Taiwan has demonstrated power a day after Chinese President Xi Jinping threatened to take over. A grand military parade was organized in the capital Taipei on the occasion of Taiwanese National Day. Addressing this, Taiwanese President Tsai Ing-wen also pledged to protect the country till his last breath. He said that the future of Taiwan will not be determined by China.
China will not make Taiwan’s future
The Taiwanese President said that we will do our best to prevent the political status quo from changing unilaterally. He said that we will continue to promote national defense and ensure that no one forces Taiwan to follow the path set by China. We will continue to demonstrate determination to defend ourselves. He also said that Taiwan wants to contribute to peaceful regional development, even as the situation in the Indo-Pacific has become more tense and complicated.
China claims Taiwan as its share
China claims Taiwan as part of its national territory. However, Taiwan has been self-governing since breaking away from the communist-ruled mainland in 1949 after a long civil war. The Chinese Communist Party has also been insisting on the use of the military to occupy Taiwan. Taiwan also has its own military, which is also supported by the US. Relations with China have worsened since the Democratic Progressive Party came to power in Taiwan.
Unlike China, Taiwan has a vibrant democracy
Tsai Ing-wen emphasized the vibrant democracy of Taiwan as opposed to the deeply authoritarian, single-party communist state of China. He said that the path China has taken does not provide a free and democratic lifestyle for Taiwan nor sovereignty for our 23 million people. Tsai also said that the more China puts pressure on us, the more we will achieve.
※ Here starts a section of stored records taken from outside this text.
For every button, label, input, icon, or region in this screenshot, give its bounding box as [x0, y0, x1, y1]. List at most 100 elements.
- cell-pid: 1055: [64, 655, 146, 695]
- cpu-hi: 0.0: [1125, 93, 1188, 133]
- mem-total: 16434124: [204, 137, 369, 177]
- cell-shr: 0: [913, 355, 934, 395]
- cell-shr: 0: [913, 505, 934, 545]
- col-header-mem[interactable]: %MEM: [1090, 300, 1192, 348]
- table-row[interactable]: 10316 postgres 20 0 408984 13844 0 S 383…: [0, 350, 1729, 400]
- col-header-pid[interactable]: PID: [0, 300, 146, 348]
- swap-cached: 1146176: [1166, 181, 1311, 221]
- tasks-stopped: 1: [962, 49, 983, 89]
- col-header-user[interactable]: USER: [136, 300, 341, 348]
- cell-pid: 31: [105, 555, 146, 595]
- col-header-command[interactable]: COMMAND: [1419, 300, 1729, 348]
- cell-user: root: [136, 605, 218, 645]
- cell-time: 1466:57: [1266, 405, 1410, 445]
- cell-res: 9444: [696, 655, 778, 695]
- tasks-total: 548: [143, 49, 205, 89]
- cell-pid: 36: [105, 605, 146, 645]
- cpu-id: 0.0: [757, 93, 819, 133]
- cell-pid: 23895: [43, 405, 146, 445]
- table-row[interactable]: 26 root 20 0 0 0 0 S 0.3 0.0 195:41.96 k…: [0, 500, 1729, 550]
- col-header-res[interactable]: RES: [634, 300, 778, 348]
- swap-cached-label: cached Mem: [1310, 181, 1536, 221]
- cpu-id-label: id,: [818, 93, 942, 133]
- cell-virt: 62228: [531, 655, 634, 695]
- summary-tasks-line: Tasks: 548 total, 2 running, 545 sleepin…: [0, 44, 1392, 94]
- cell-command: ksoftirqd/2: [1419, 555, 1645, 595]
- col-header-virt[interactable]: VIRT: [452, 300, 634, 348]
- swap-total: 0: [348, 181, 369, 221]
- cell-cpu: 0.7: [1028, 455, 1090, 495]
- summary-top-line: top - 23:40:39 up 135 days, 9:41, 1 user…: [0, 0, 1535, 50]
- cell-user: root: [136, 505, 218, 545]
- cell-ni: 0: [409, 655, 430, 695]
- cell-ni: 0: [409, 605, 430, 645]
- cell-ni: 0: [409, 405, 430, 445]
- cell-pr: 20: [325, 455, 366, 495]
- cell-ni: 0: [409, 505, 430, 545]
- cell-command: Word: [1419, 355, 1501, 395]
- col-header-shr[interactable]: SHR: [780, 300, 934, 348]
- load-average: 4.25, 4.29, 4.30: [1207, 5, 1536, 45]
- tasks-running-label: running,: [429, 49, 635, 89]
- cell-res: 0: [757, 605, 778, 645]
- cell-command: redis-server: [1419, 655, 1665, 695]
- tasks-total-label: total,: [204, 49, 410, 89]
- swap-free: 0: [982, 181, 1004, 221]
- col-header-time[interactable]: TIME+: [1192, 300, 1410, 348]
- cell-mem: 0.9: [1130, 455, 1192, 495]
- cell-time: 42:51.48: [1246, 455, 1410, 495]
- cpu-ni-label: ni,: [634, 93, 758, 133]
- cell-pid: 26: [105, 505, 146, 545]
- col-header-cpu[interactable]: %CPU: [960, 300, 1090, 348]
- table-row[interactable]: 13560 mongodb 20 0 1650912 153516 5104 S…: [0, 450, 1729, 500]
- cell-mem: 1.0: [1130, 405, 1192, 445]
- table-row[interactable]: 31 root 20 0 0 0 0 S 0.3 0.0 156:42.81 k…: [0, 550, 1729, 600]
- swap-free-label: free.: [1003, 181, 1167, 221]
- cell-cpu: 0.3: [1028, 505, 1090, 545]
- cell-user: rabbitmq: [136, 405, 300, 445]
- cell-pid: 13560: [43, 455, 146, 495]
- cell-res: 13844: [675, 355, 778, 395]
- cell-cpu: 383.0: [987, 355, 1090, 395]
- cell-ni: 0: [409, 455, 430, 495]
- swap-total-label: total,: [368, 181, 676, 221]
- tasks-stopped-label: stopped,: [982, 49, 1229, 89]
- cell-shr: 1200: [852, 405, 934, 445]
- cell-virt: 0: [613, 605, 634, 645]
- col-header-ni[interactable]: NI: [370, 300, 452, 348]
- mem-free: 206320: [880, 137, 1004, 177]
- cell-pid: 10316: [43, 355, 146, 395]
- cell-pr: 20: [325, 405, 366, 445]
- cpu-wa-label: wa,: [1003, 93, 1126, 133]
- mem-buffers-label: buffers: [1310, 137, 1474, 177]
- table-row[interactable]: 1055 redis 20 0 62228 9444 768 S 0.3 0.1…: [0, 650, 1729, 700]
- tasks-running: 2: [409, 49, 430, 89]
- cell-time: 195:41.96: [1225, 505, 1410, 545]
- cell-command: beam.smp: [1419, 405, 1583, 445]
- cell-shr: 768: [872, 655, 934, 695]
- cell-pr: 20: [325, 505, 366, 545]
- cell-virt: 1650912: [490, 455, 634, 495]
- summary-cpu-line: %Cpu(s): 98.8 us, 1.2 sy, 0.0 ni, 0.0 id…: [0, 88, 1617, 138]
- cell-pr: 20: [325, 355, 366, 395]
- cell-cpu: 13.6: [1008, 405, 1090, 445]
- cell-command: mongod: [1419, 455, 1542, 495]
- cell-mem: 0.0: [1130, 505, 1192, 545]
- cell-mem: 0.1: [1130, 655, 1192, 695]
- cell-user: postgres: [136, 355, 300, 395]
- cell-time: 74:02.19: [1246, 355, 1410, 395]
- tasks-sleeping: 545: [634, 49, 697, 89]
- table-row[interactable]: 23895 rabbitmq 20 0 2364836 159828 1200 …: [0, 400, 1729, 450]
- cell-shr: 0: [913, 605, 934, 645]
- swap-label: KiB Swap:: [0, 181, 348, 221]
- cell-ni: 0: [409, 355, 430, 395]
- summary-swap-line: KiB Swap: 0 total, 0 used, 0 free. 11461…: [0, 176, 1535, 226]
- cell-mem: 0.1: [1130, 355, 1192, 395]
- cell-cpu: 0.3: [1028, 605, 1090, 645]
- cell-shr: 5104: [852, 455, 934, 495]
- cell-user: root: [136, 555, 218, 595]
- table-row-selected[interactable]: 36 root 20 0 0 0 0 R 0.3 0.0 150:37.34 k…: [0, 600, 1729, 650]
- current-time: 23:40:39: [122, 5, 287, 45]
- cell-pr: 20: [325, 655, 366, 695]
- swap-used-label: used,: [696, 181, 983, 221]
Taiwanese people against China
Recent surveys in Taiwan have shown that most Taiwanese are in favor of maintaining the status quo of an independent state. They strongly oppose China’s unification of Taiwan. China says that it will also use military force if needed to establish control over Taiwan.
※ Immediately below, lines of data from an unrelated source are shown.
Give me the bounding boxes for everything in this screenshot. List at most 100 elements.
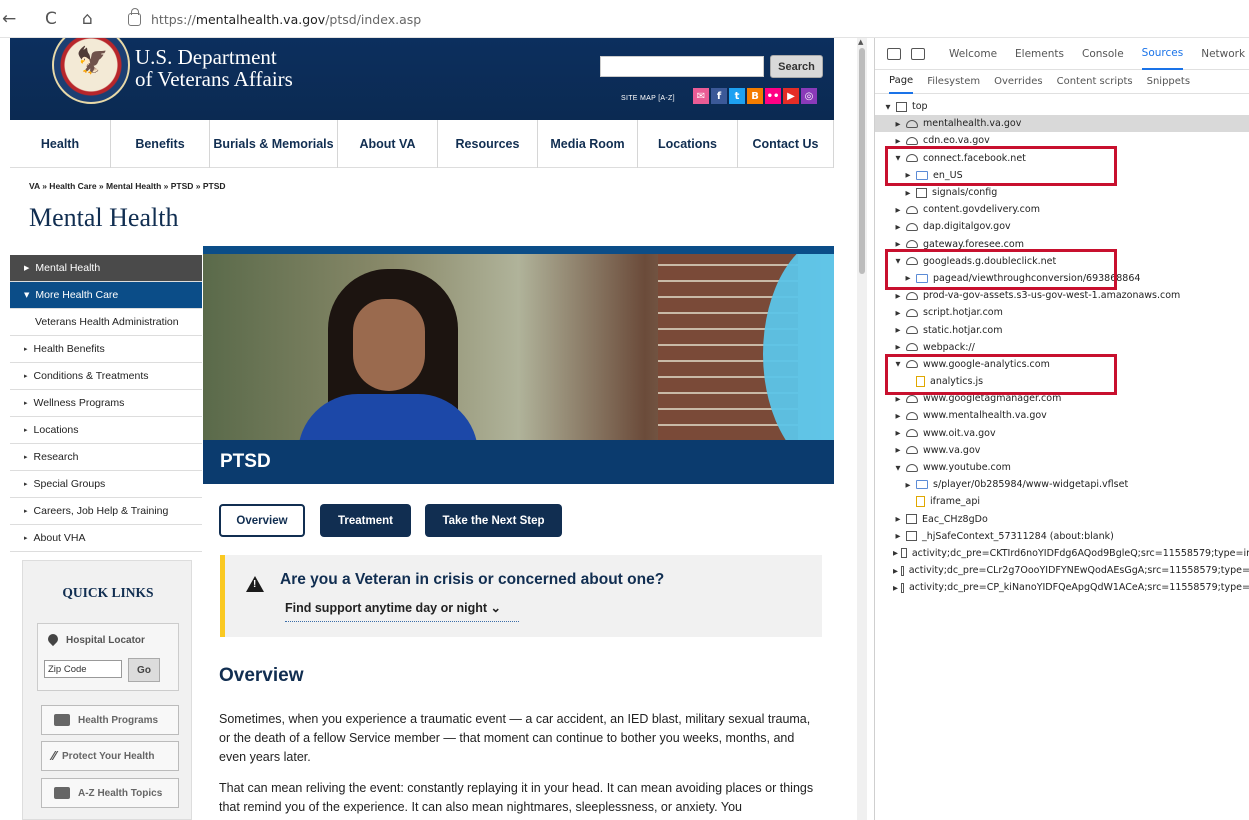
nav-item-health[interactable]: Health — [10, 120, 111, 168]
sidebar-item-locations[interactable]: ▸ Locations — [10, 417, 202, 444]
sidebar-item-special-groups[interactable]: ▸ Special Groups — [10, 471, 202, 498]
site-map-link[interactable]: SITE MAP [A-Z] — [621, 95, 675, 102]
tree-row[interactable]: ▶ script.hotjar.com — [875, 304, 1249, 321]
tree-row[interactable]: ▼ www.youtube.com — [875, 459, 1249, 476]
sidebar-item-research[interactable]: ▸ Research — [10, 444, 202, 471]
health-programs-button[interactable]: Health Programs — [41, 705, 179, 735]
sidebar-item-about-vha[interactable]: ▸ About VHA — [10, 525, 202, 552]
sidebar-item-careers-job-help-training[interactable]: ▸ Careers, Job Help & Training — [10, 498, 202, 525]
expand-toggle-icon[interactable]: ▶ — [893, 343, 903, 351]
tree-row[interactable]: ▶ s/player/0b285984/www-widgetapi.vflset — [875, 476, 1249, 493]
email-icon[interactable]: ✉ — [693, 88, 709, 104]
sources-subtab-page[interactable]: Page — [889, 70, 914, 94]
va-title[interactable]: U.S. Department of Veterans Affairs — [135, 46, 293, 90]
expand-toggle-icon[interactable]: ▶ — [893, 223, 903, 231]
expand-toggle-icon[interactable]: ▶ — [893, 326, 903, 334]
expand-toggle-icon[interactable]: ▶ — [893, 240, 903, 248]
expand-toggle-icon[interactable]: ▶ — [893, 206, 903, 214]
youtube-icon[interactable]: ▶ — [783, 88, 799, 104]
tree-row[interactable]: ▶ _hjSafeContext_57311284 (about:blank) — [875, 528, 1249, 545]
nav-item-contact-us[interactable]: Contact Us — [738, 120, 834, 168]
expand-toggle-icon[interactable]: ▶ — [903, 189, 913, 197]
expand-toggle-icon[interactable]: ▶ — [893, 446, 903, 454]
back-arrow-icon[interactable]: ← — [2, 9, 16, 29]
a-z-health-topics-button[interactable]: A-Z Health Topics — [41, 778, 179, 808]
sources-subtab-content-scripts[interactable]: Content scripts — [1057, 70, 1133, 94]
page-scrollbar[interactable]: ▲ — [857, 38, 867, 820]
expand-toggle-icon[interactable]: ▶ — [893, 137, 903, 145]
tree-row[interactable]: ▶ www.oit.va.gov — [875, 425, 1249, 442]
devtools-tab-sources[interactable]: Sources — [1141, 38, 1184, 70]
expand-toggle-icon[interactable]: ▶ — [893, 395, 903, 403]
expand-toggle-icon[interactable]: ▶ — [893, 309, 903, 317]
expand-toggle-icon[interactable]: ▶ — [893, 412, 903, 420]
reload-icon[interactable]: C — [45, 9, 57, 29]
tab-treatment[interactable]: Treatment — [320, 504, 411, 537]
tree-row[interactable]: ▶ activity;dc_pre=CLr2g7OooYIDFYNEwQodAEs… — [875, 562, 1249, 579]
tree-row[interactable]: ▶ signals/config — [875, 184, 1249, 201]
instagram-icon[interactable]: ◎ — [801, 88, 817, 104]
nav-item-resources[interactable]: Resources — [438, 120, 538, 168]
scroll-up-icon[interactable]: ▲ — [858, 38, 863, 46]
tree-row[interactable]: ▼ top — [875, 98, 1249, 115]
expand-toggle-icon[interactable]: ▶ — [893, 532, 903, 540]
expand-toggle-icon[interactable]: ▶ — [893, 120, 903, 128]
nav-item-locations[interactable]: Locations — [638, 120, 738, 168]
tree-row[interactable]: ▶ dap.digitalgov.gov — [875, 218, 1249, 235]
expand-toggle-icon[interactable]: ▶ — [893, 515, 903, 523]
tab-overview[interactable]: Overview — [219, 504, 305, 537]
scrollbar-thumb[interactable] — [859, 48, 865, 274]
flickr-icon[interactable]: •• — [765, 88, 781, 104]
expand-toggle-icon[interactable]: ▶ — [893, 292, 903, 300]
crisis-support-link[interactable]: Find support anytime day or night ⌄ — [285, 600, 519, 622]
tree-row[interactable]: ▶ www.mentalhealth.va.gov — [875, 407, 1249, 424]
sources-subtab-overrides[interactable]: Overrides — [994, 70, 1042, 94]
go-button[interactable]: Go — [128, 658, 160, 682]
nav-item-about-va[interactable]: About VA — [338, 120, 438, 168]
va-seal-logo[interactable] — [52, 38, 130, 104]
nav-item-benefits[interactable]: Benefits — [111, 120, 210, 168]
expand-toggle-icon[interactable]: ▼ — [893, 464, 903, 472]
expand-toggle-icon[interactable]: ▶ — [893, 584, 898, 592]
sidebar-item-mental-health[interactable]: ▶ Mental Health — [10, 255, 202, 282]
sidebar-item-conditions-treatments[interactable]: ▸ Conditions & Treatments — [10, 363, 202, 390]
sidebar-item-wellness-programs[interactable]: ▸ Wellness Programs — [10, 390, 202, 417]
tree-row[interactable]: ▶ www.va.gov — [875, 442, 1249, 459]
expand-toggle-icon[interactable]: ▶ — [893, 567, 898, 575]
tree-row[interactable]: iframe_api — [875, 493, 1249, 510]
zip-code-input[interactable]: Zip Code — [44, 660, 122, 678]
tree-row[interactable]: ▶ static.hotjar.com — [875, 321, 1249, 338]
devtools-tab-welcome[interactable]: Welcome — [949, 38, 997, 70]
expand-toggle-icon[interactable]: ▼ — [883, 103, 893, 111]
tree-row[interactable]: ▶ mentalhealth.va.gov — [875, 115, 1249, 133]
tree-row[interactable]: ▶ content.govdelivery.com — [875, 201, 1249, 218]
sources-subtab-snippets[interactable]: Snippets — [1147, 70, 1190, 94]
sources-subtab-filesystem[interactable]: Filesystem — [927, 70, 980, 94]
header-search-button[interactable]: Search — [770, 55, 823, 78]
devtools-tab-network[interactable]: Network — [1201, 38, 1245, 70]
sidebar-item-health-benefits[interactable]: ▸ Health Benefits — [10, 336, 202, 363]
tab-take-next-step[interactable]: Take the Next Step — [425, 504, 562, 537]
header-search-input[interactable] — [600, 56, 764, 77]
expand-toggle-icon[interactable]: ▶ — [893, 429, 903, 437]
protect-your-health-button[interactable]: ⁄⁄ Protect Your Health — [41, 741, 179, 771]
expand-toggle-icon[interactable]: ▶ — [893, 549, 898, 557]
expand-toggle-icon[interactable]: ▶ — [903, 481, 913, 489]
sidebar-item-more-health-care[interactable]: ▼ More Health Care — [10, 282, 202, 309]
nav-item-burials-memorials[interactable]: Burials & Memorials — [210, 120, 338, 168]
facebook-icon[interactable]: f — [711, 88, 727, 104]
tree-row[interactable]: ▶ activity;dc_pre=CP_kiNanoYIDFQeApgQdW1A… — [875, 579, 1249, 596]
tree-row[interactable]: ▶ Eac_CHz8gDo — [875, 511, 1249, 528]
address-bar[interactable]: https://mentalhealth.va.gov/ptsd/index.a… — [118, 6, 838, 32]
blogger-icon[interactable]: B — [747, 88, 763, 104]
nav-item-media-room[interactable]: Media Room — [538, 120, 638, 168]
home-icon[interactable]: ⌂ — [82, 9, 93, 29]
breadcrumb[interactable]: VA » Health Care » Mental Health » PTSD … — [29, 181, 226, 191]
inspect-icon[interactable] — [887, 47, 901, 60]
tree-row[interactable]: ▶ activity;dc_pre=CKTIrd6noYIDFdg6AQod9Bg… — [875, 545, 1249, 562]
sidebar-item-veterans-health-administration[interactable]: Veterans Health Administration — [10, 309, 202, 336]
device-toggle-icon[interactable] — [911, 47, 925, 60]
devtools-tab-console[interactable]: Console — [1082, 38, 1124, 70]
devtools-tab-elements[interactable]: Elements — [1015, 38, 1064, 70]
twitter-icon[interactable]: t — [729, 88, 745, 104]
Taiwanese President takes less public name of China
The Taiwanese president rarely mentions China in his public speeches, but on the occasion of National Day, he openly named the dragon. This shows how much tension has increased between China and Taiwan. Since September last year, China has flown its fighter planes towards Taiwan more than 800 times. Since last Friday, China has been sending a record number of fighter jets into international airspace close to Taiwan.
Taiwanese army parade after speech
Following President Tsai’s speech, Taiwan’s defense ministry displayed its weapons, including missile launchers, armored vehicles, while fighter jets and helicopters made a flight past. These included An-16, indigenous fighter aircraft and Mirage 2000. After showcasing the might of the IAF, the CM32 tank and then the missile system placed in the trucks were displayed.